Terlepas dari ketenangan yang ditunjukkannya, Derek sangat marah. Dan dia punya hak untuk itu. Tapi orang yang marah seringkali membuat keputusan bodoh. Dia tidak bisa membiarkan dia masuk dan mencoba menyelesaikan krisis saat dia terlihat seolah-olah satu langkah salah dan dia akan patah.

Membuat keputusan cepat Emily bertindak.

"Minggir," Dia berkata, dan dia memberinya pandangan singkat sebelum kembali melihat jalan.

"Kita di tengah krisis, tidak ada waktu," Dia berkata, tetapi Emily bersikeras.

"Ini penting," Dia memberitahunya, dan akhirnya dia menyerah. Begitu dia berhenti, dia melepas mantelnya, dia menatapnya, sedikit kemarahan itu sekarang mengarah kepadanya.

"Apakah kamu baru saja membuat saya berhenti agar kamu bisa melepas mantelmu?" Mengabaikannya, Emily menggulung kain biru tua itu dan memberikannya.

Dia menerima dengan waspada, tidak benar-benar mengerti.

"Teriaklah ke dalamnya. Teriakanmu akan teredam dan kamu akan dapat melepaskan sebagian dari amarahmu,"

"Benarkah?" Dia mencemooh, mencoba mengembalikan mantel itu, tetapi dia memberinya tatapan, tangannya terlipat.

Wajahnya memerah, dia membawa mantel tersebut ke wajahnya dan berteriak setengah hati.

"Lagi," Emily berkata, dan dia melakukannya lagi, dengan lebih banyak usaha kali ini.

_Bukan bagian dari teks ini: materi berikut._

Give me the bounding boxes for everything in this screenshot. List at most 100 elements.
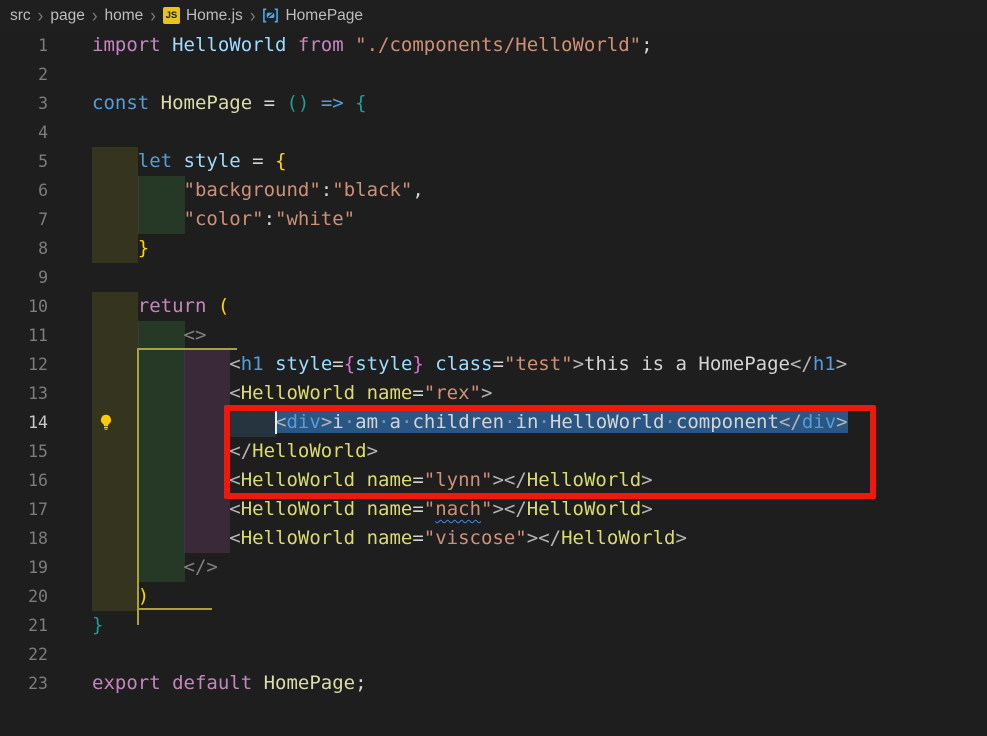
breadcrumb-item-page[interactable]: page	[50, 7, 84, 25]
code-line-content[interactable]: </HelloWorld>	[60, 437, 987, 466]
line-number[interactable]: 9	[0, 263, 60, 292]
code-line-content[interactable]	[60, 263, 987, 292]
code-token: <	[229, 382, 241, 404]
code-line-21[interactable]: 21}	[0, 611, 987, 640]
code-line-14[interactable]: 14 <div>i·am·a·children·in·HelloWorld·co…	[0, 408, 987, 437]
code-line-content[interactable]: }	[60, 234, 987, 263]
breadcrumb-item-homepage[interactable]: HomePage	[262, 7, 363, 25]
code-token: import	[92, 34, 173, 56]
code-line-content[interactable]: </>	[60, 553, 987, 582]
line-number[interactable]: 17	[0, 495, 60, 524]
breadcrumb-label: home	[104, 6, 144, 24]
code-line-11[interactable]: 11 <>	[0, 321, 987, 350]
code-token: name	[366, 498, 413, 520]
code-token: HelloWorld	[240, 469, 356, 491]
code-line-content[interactable]: <HelloWorld name="lynn"></HelloWorld>	[60, 466, 987, 495]
code-line-19[interactable]: 19 </>	[0, 553, 987, 582]
code-line-22[interactable]: 22	[0, 640, 987, 669]
code-token: "viscose"	[423, 527, 527, 549]
line-number[interactable]: 11	[0, 321, 60, 350]
line-number[interactable]: 2	[0, 60, 60, 89]
code-line-content[interactable]: )	[60, 582, 987, 611]
code-line-15[interactable]: 15 </HelloWorld>	[0, 437, 987, 466]
line-number[interactable]: 14	[0, 408, 60, 437]
code-line-content[interactable]: import HelloWorld from "./components/Hel…	[60, 31, 987, 60]
code-line-content[interactable]: <HelloWorld name="viscose"></HelloWorld>	[60, 524, 987, 553]
code-line-content[interactable]: "background":"black",	[60, 176, 987, 205]
breadcrumb-item-src[interactable]: src	[10, 7, 31, 25]
code-token: =	[240, 150, 276, 172]
code-token: }	[92, 614, 104, 636]
code-line-2[interactable]: 2	[0, 60, 987, 89]
code-line-content[interactable]	[60, 640, 987, 669]
lightbulb-icon[interactable]	[98, 411, 114, 440]
code-line-16[interactable]: 16 <HelloWorld name="lynn"></HelloWorld>	[0, 466, 987, 495]
code-line-3[interactable]: 3 const HomePage = () => {	[0, 89, 987, 118]
code-line-content[interactable]: <HelloWorld name="rex">	[60, 379, 987, 408]
code-token: ></	[526, 527, 562, 549]
code-line-8[interactable]: 8 }	[0, 234, 987, 263]
code-line-7[interactable]: 7 "color":"white"	[0, 205, 987, 234]
code-token: ,	[412, 179, 424, 201]
line-number[interactable]: 3	[0, 89, 60, 118]
code-line-content[interactable]	[60, 60, 987, 89]
code-token: )	[137, 585, 150, 607]
line-number[interactable]: 8	[0, 234, 60, 263]
line-number[interactable]: 5	[0, 147, 60, 176]
code-token: :	[263, 208, 276, 230]
line-number[interactable]: 21	[0, 611, 60, 640]
code-line-content[interactable]: let style = {	[60, 147, 987, 176]
code-token: }	[412, 353, 424, 375]
code-line-content[interactable]: "color":"white"	[60, 205, 987, 234]
code-line-content[interactable]: <h1 style={style} class="test">this is a…	[60, 350, 987, 379]
code-line-4[interactable]: 4	[0, 118, 987, 147]
line-number[interactable]: 22	[0, 640, 60, 669]
line-number[interactable]: 15	[0, 437, 60, 466]
code-line-content[interactable]: export default HomePage;	[60, 669, 987, 698]
code-line-content[interactable]: <HelloWorld name="nach"></HelloWorld>	[60, 495, 987, 524]
code-token: "color"	[183, 208, 264, 230]
text-cursor	[275, 411, 278, 434]
code-line-content[interactable]: return (	[60, 292, 987, 321]
line-number[interactable]: 16	[0, 466, 60, 495]
code-token: =	[412, 469, 424, 491]
code-line-content[interactable]: <div>i·am·a·children·in·HelloWorld·compo…	[60, 408, 987, 437]
code-line-1[interactable]: 1 import HelloWorld from "./components/He…	[0, 31, 987, 60]
code-line-23[interactable]: 23 export default HomePage;	[0, 669, 987, 698]
code-line-18[interactable]: 18 <HelloWorld name="viscose"></HelloWor…	[0, 524, 987, 553]
line-number[interactable]: 1	[0, 31, 60, 60]
code-line-5[interactable]: 5 let style = {	[0, 147, 987, 176]
code-line-content[interactable]: const HomePage = () => {	[60, 89, 987, 118]
breadcrumb-label: page	[50, 6, 85, 24]
line-number[interactable]: 18	[0, 524, 60, 553]
editor-pane[interactable]: 1 import HelloWorld from "./components/He…	[0, 31, 987, 736]
code-token: HelloWorld	[240, 382, 356, 404]
code-line-content[interactable]: <>	[60, 321, 987, 350]
line-number[interactable]: 6	[0, 176, 60, 205]
line-number[interactable]: 12	[0, 350, 60, 379]
code-line-12[interactable]: 12 <h1 style={style} class="test">this i…	[0, 350, 987, 379]
breadcrumb-item-home[interactable]: home	[105, 7, 144, 25]
line-number[interactable]: 20	[0, 582, 60, 611]
code-token: {	[275, 150, 287, 172]
code-line-content[interactable]: }	[60, 611, 987, 640]
line-number[interactable]: 13	[0, 379, 60, 408]
code-line-20[interactable]: 20 )	[0, 582, 987, 611]
code-line-13[interactable]: 13 <HelloWorld name="rex">	[0, 379, 987, 408]
code-token: div	[286, 411, 321, 433]
code-line-10[interactable]: 10 return (	[0, 292, 987, 321]
code-token: >	[366, 440, 379, 462]
code-line-9[interactable]: 9	[0, 263, 987, 292]
line-number[interactable]: 23	[0, 669, 60, 698]
line-number[interactable]: 10	[0, 292, 60, 321]
line-number[interactable]: 7	[0, 205, 60, 234]
code-line-6[interactable]: 6 "background":"black",	[0, 176, 987, 205]
line-number[interactable]: 4	[0, 118, 60, 147]
breadcrumb-item-home-js[interactable]: JS Home.js	[162, 7, 243, 25]
code-token: "	[481, 498, 493, 520]
line-number[interactable]: 19	[0, 553, 60, 582]
code-line-17[interactable]: 17 <HelloWorld name="nach"></HelloWorld>	[0, 495, 987, 524]
code-line-content[interactable]	[60, 118, 987, 147]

"Lagi," Dia berkata ketika dia selesai, dan kali ini saat dia berteriak dia melakukannya dengan mata terpejam.

Dia tidak perlu dipicu lagi untuk berteriak berikutnya, atau untuk yang berikutnya. Pada saat mereka mulai di jalanan lagi, dia lebih tenang, setir tidak lagi diperas terlalu keras.